Romney is trafficking in national self-promotion at the expense of local progress. His grand fight against gay marriage has been reduced to an embarrassing effort to apply a 1913 law designed to stop interracial marriages to same-sex couples. That is especially sad for the son of George Romney, a progressive governor of Michigan who marched with civil rights leader Martin Luther King Jr. and helped create the Michigan Civil Rights Commission.

Then there is the plan for the infallible Romney death penalty, guaranteed to kill only guilty people. If only Romney's passion for infallible policy extended to all the law-abiding living.

But Romney's call for a tax cut is his most callow and callous pronouncement to date. For two years he argued that Massachusetts should make cuts to balance the budget. So the state cut spending. For two years Massachusetts led the nation in cutting funding for K-12 education. Massachusetts was a national leader in cutting higher education. During the fiscal crisis, Massachusetts also cut public health by more than 25 percent.

Now state revenue is picking up.

Does Romney propose to reverse any cuts in education, health care, and basic human services? Of course not. That might be good for some Massachusetts residents, but not so good for Romney.

His election promise that he would not cut core government services was empty. Reform is not the real Romney agenda. The goal is to shrink government, no matter who is hurt by the shrinking.

Is that what most Massachusetts voters want? It might be.

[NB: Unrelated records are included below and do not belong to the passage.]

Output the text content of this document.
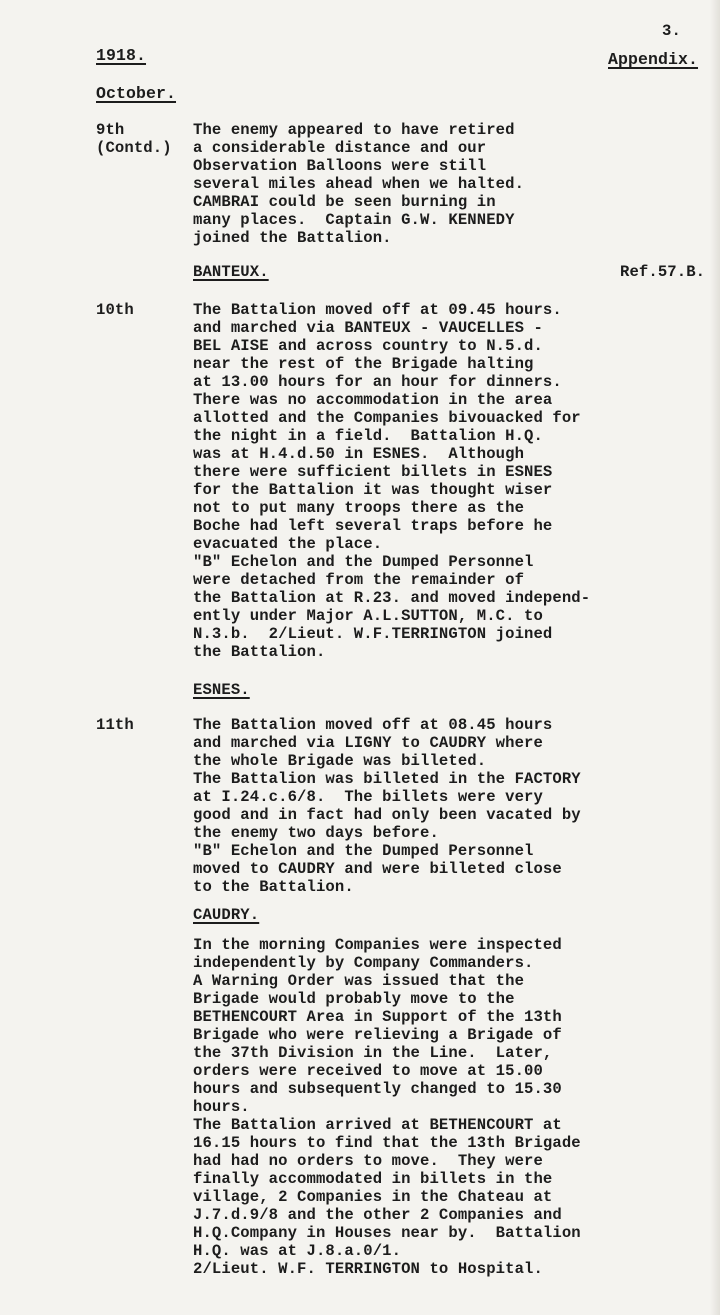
3.

1918.	Appendix.

October.

9th
(Contd.)

The enemy appeared to have retired
a considerable distance and our
Observation Balloons were still
several miles ahead when we halted.
CAMBRAI could be seen burning in
many places.  Captain G.W. KENNEDY
joined the Battalion.

BANTEUX.	Ref.57.B.

10th	The Battalion moved off at 09.45 hours.
and marched via BANTEUX - VAUCELLES -
BEL AISE and across country to N.5.d.
near the rest of the Brigade halting
at 13.00 hours for an hour for dinners.
There was no accommodation in the area
allotted and the Companies bivouacked for
the night in a field.  Battalion H.Q.
was at H.4.d.50 in ESNES.  Although
there were sufficient billets in ESNES
for the Battalion it was thought wiser
not to put many troops there as the
Boche had left several traps before he
evacuated the place.
"B" Echelon and the Dumped Personnel
were detached from the remainder of
the Battalion at R.23. and moved independ-
ently under Major A.L.SUTTON, M.C. to
N.3.b.  2/Lieut. W.F.TERRINGTON joined
the Battalion.

ESNES.

11th	The Battalion moved off at 08.45 hours
and marched via LIGNY to CAUDRY where
the whole Brigade was billeted.
The Battalion was billeted in the FACTORY
at I.24.c.6/8.  The billets were very
good and in fact had only been vacated by
the enemy two days before.
"B" Echelon and the Dumped Personnel
moved to CAUDRY and were billeted close
to the Battalion.

CAUDRY.

In the morning Companies were inspected
independently by Company Commanders.
A Warning Order was issued that the
Brigade would probably move to the
BETHENCOURT Area in Support of the 13th
Brigade who were relieving a Brigade of
the 37th Division in the Line.  Later,
orders were received to move at 15.00
hours and subsequently changed to 15.30
hours.
The Battalion arrived at BETHENCOURT at
16.15 hours to find that the 13th Brigade
had had no orders to move.  They were
finally accommodated in billets in the
village, 2 Companies in the Chateau at
J.7.d.9/8 and the other 2 Companies and
H.Q.Company in Houses near by.  Battalion
H.Q. was at J.8.a.0/1.
2/Lieut. W.F. TERRINGTON to Hospital.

But the governor should be honest about the agenda rather than posturing and pontificating about reforming government waste and inefficiency.

Last January the Massachusetts Budget and Policy Center, which provides independent research analysis of state budget and tax policies, put out a report entitled "Cuts that Hurt: An Examination of Painful Cuts in the FY2004 State Budget." Among those listed: funding for early childhood education, funding to monitor compliance with the Safe Drinking Water Act and the Clean Air Act, and funding for public health, housing, and income support programs. On April 30 the House of Representatives passed a budget that would increase spending for human services. Legislators are inclined to restore some funding, but there is Romney making headlines with irresponsible calls for tax cuts.

Mitt Romney's ideology is not the problem. It's his lack of commitment to Massachusetts. He is looking far beyond the Bay State, no matter how often or how loudly he denies it.